Simulating COVID-19 interventions with R

[This article was first published on R Views, and kindly contributed to R-bloggers]. (You can report issue about the content on this page here)
Want to share your content on R-bloggers? click here if you have a blog, or here if you don't.

Tim Churches is a Senior Research Fellow at the UNSW Medicine South Western Sydney Clinical School at Liverpool Hospital, and a health data scientist at the Ingham Institute for Applied Medical Research. This post examines simulation of COVID-19 spread using R, and how such simulations can be used to understand the effects of various public health interventions design to limit or slow its spread.


The simulation results in this blog post, or any other results produced by the R code described in it, should not be used as actual estimates of mortality or any other aspect of the COVID-19 pandemic. The simulations are intended to explain principles, and permit exploration of the potential effects of various combinations and timings of interventions on spread. Furthermore, the code for these simulations has been written hurriedly over just a few days, it has not yet been peer-reviewed, and is considered alpha quality, and the simulation parameterisation presented here has not yet been validated against real-world COVID-19 data.

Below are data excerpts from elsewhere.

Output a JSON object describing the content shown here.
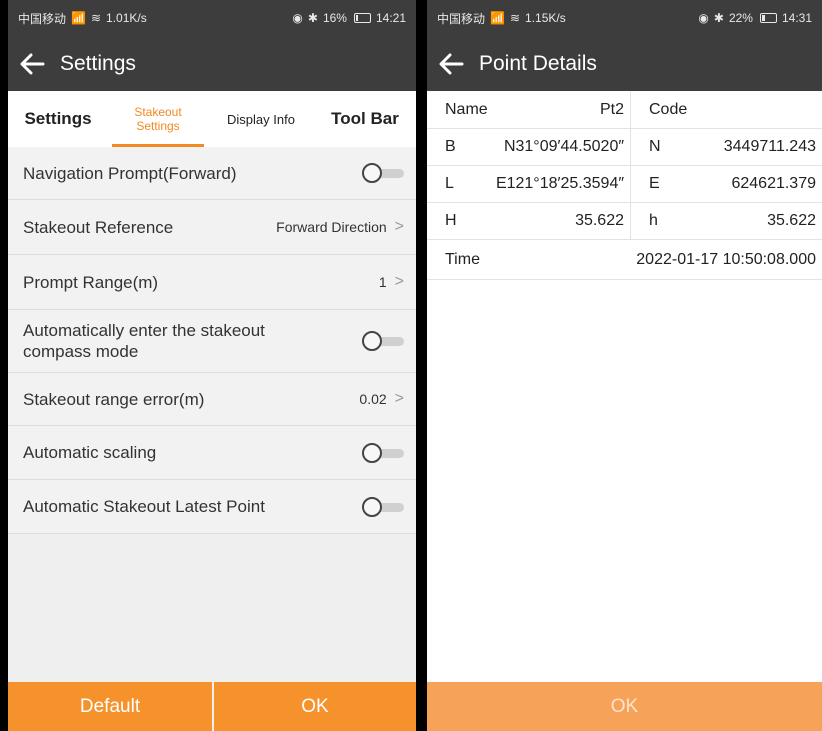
{
  "left_screen": {
    "status": {
      "carrier": "中国移动",
      "net_speed": "1.01K/s",
      "battery": "16%",
      "battery_level": 0.16,
      "time": "14:21"
    },
    "title": "Settings",
    "tabs": [
      {
        "label": "Settings"
      },
      {
        "label": "Stakeout Settings",
        "active": true
      },
      {
        "label": "Display Info"
      },
      {
        "label": "Tool Bar"
      }
    ],
    "rows": [
      {
        "label": "Navigation Prompt(Forward)",
        "type": "toggle",
        "on": false
      },
      {
        "label": "Stakeout Reference",
        "type": "select",
        "value": "Forward Direction"
      },
      {
        "label": "Prompt Range(m)",
        "type": "select",
        "value": "1"
      },
      {
        "label": "Automatically enter the stakeout compass mode",
        "type": "toggle",
        "on": false
      },
      {
        "label": "Stakeout range error(m)",
        "type": "select",
        "value": "0.02"
      },
      {
        "label": "Automatic scaling",
        "type": "toggle",
        "on": false
      },
      {
        "label": "Automatic Stakeout Latest Point",
        "type": "toggle",
        "on": false
      }
    ],
    "buttons": {
      "default_label": "Default",
      "ok_label": "OK"
    }
  },
  "right_screen": {
    "status": {
      "carrier": "中国移动",
      "net_speed": "1.15K/s",
      "battery": "22%",
      "battery_level": 0.22,
      "time": "14:31"
    },
    "title": "Point Details",
    "details": {
      "name_label": "Name",
      "name_value": "Pt2",
      "code_label": "Code",
      "code_value": "",
      "b_label": "B",
      "b_value": "N31°09′44.5020″",
      "n_label": "N",
      "n_value": "3449711.243",
      "l_label": "L",
      "l_value": "E121°18′25.3594″",
      "e_label": "E",
      "e_value": "624621.379",
      "h_label": "H",
      "h_value": "35.622",
      "h2_label": "h",
      "h2_value": "35.622",
      "time_label": "Time",
      "time_value": "2022-01-17 10:50:08.000"
    },
    "ok_label": "OK"
  },
  "colors": {
    "accent": "#f6922b",
    "header_bg": "#3d3d3d",
    "tab_active": "#f08a24"
  }
}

In a previous post, we looked at the use of some R packages developed by the R Epidemics Consortium (RECON) to undertake epidemiological analyses COVID-19 incidence data scraped from various web sources.

Undertaking such value-adding analyses of COVID-19 incidence data, as the full horror of the pandemic unfolds, is a worthwhile endeavour. But it would also be useful to be able to gain a better understanding of the likely effects of various public health interventions on COVID-19 spread.

“Flattening-the-curve” infographics such as the one shown below are now everywhere. They are a useful and succinct way of communicating a key public health message – that social distancing and related measures will help take the strain off our health care systems in the coming months.

However, as pointed out by several commentators, many of these infographics miss a crucial point: that public health measures can do more than just flatten the curve, they can also shrink it, thus reducing the total number of cases (and thus serious cases) of COVID-19 in a population, rather than just spread the same number of cases over a longer period such that the area under the curve remains the same.

This crucial point was beautifully illustrated using R in a post by Michael Höhle, which is highly recommended reading. Michael used a dynamic model of disease transmission, which is based on solving a system of ordinary differential equations (ODEs) with the tools found in base R.

Such mathematical approaches to disease outbreak simulation are elegant, and efficient to compute, but they can become unwieldy as the complexity of the model grows. An alternative is to use a more computational approach. In this post, we will briefly look at the individual contact model (ICM) simulation capability implemented in the excellent EpiModel package by Samuel Jenness and colleagues at the Emory University Rollins School of Public Health, and some extensions to it. Note also that this post is based on two more detailed posts that provide more technical details and access to relevant source code.

The EpiModel package

The EpiModel package provides facilities to explore three types of disease transmission model (or simulations): dynamic contact models (DCMs) as used by Michael Höhle, stochastic individual contact models (ICMs) and stochastic network models. The last are particularly interesting, as they can accurately model disease transmission with shifting social contact networks – they were developed to model HIV transmission, but have been used to model transmission of other diseases, including ebola, and even the propagation of memes in social media networks. These network models potentially have application to COVID-19 modelling – they could be used to model shifting household, workplace or school and wider community interactions, and thus opportunity for transmission of the virus. However, the networks models as currently implemented are not quite suitable for such purposes, modifying them is complex, and they are also very computationally intensive to run. For these reasons, we will focus on the simpler ICM simulation facilities provided by EpiModel.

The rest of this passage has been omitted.